The most adopted definition of landslide hazard combines spatial information about landslide location (susceptibility), threat (intensity), and frequency (return period). Only the first two elements are usually considered and estimated when working over vast areas. Even then, separate models constitute the standard, with frequency being rarely investigated. Frequency and intensity are intertwined and depend on each other because larger events occur less frequently and vice versa. However, due to the lack of multi-temporal inventories and joint statistical models, modelling such properties via a unified hazard model has always been challenging and has yet to be attempted. Here, we develop a unified model to estimate landslide hazard at the slope unit level to address such gaps.
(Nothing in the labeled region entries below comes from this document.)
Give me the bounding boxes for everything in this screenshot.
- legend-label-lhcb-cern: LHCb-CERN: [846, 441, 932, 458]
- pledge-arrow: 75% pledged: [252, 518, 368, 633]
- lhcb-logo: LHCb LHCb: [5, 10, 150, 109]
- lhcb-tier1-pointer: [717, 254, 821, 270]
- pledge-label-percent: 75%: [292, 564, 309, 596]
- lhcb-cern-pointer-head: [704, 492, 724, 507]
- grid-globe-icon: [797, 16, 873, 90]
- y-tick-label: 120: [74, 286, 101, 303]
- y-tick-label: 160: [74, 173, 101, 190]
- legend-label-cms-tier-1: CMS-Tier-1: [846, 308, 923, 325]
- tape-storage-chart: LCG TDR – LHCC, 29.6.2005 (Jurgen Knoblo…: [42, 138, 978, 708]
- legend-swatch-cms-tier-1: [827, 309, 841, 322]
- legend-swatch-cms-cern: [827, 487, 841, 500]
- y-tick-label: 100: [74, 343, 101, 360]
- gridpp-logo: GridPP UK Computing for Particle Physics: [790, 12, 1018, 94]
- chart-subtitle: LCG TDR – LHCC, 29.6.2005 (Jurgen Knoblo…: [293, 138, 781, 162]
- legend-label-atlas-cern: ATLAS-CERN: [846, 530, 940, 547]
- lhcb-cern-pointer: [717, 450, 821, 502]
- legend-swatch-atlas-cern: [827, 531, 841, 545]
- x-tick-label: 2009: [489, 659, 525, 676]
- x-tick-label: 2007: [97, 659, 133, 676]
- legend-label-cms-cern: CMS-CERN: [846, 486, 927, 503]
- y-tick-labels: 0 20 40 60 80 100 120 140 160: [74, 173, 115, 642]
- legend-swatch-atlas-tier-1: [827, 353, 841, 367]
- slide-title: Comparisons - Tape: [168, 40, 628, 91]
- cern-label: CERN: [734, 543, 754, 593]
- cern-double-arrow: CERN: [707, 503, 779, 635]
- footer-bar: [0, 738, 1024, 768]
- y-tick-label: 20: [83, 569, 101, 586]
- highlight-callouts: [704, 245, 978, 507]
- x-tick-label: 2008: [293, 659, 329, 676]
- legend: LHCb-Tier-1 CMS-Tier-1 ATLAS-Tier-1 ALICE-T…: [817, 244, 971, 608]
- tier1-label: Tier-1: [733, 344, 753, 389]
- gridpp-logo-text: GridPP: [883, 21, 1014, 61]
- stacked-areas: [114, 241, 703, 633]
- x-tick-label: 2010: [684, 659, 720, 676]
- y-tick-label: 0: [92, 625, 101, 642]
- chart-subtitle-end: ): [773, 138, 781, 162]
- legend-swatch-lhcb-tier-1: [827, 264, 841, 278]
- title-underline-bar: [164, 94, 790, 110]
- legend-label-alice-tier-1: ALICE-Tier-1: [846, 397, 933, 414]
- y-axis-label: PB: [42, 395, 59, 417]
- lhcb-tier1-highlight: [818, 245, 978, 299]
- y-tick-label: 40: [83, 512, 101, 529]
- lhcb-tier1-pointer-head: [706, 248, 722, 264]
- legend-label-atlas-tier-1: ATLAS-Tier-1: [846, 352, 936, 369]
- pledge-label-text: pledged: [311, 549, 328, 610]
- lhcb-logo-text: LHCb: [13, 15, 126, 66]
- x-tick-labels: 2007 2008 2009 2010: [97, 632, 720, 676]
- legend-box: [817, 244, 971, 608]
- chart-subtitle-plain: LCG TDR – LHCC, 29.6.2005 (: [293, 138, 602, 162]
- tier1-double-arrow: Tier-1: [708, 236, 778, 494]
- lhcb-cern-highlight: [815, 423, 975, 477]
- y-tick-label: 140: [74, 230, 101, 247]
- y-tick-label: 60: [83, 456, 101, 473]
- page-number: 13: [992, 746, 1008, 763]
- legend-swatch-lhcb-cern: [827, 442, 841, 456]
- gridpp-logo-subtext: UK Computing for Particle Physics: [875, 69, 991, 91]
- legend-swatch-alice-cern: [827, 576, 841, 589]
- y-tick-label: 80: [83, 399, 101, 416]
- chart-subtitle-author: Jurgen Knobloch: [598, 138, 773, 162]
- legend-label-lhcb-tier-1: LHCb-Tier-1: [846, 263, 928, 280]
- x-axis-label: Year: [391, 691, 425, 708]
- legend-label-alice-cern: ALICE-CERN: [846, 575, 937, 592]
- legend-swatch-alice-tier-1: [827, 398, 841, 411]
We employed deep learning, combined with a model motivated by extreme-value theory to analyse an inventory of 30 years of observed rainfall-triggered landslides in Nepal and assess landslide hazard for multiple return periods. We also use our model to further explore landslide hazard for the same return periods under different climate change scenarios up to the end of the century. Our results show that the proposed model performs excellently and can be used to model landslide hazard in a unified manner. Geomorphologically, we find that under both climate change scenarios (SSP245 and SSP885), landslide hazard is likely to increase up to two times on average in the lower Himalayan regions while remaining the same in the middle Himalayan region whilst decreasing slightly in the upper Himalayan region areas.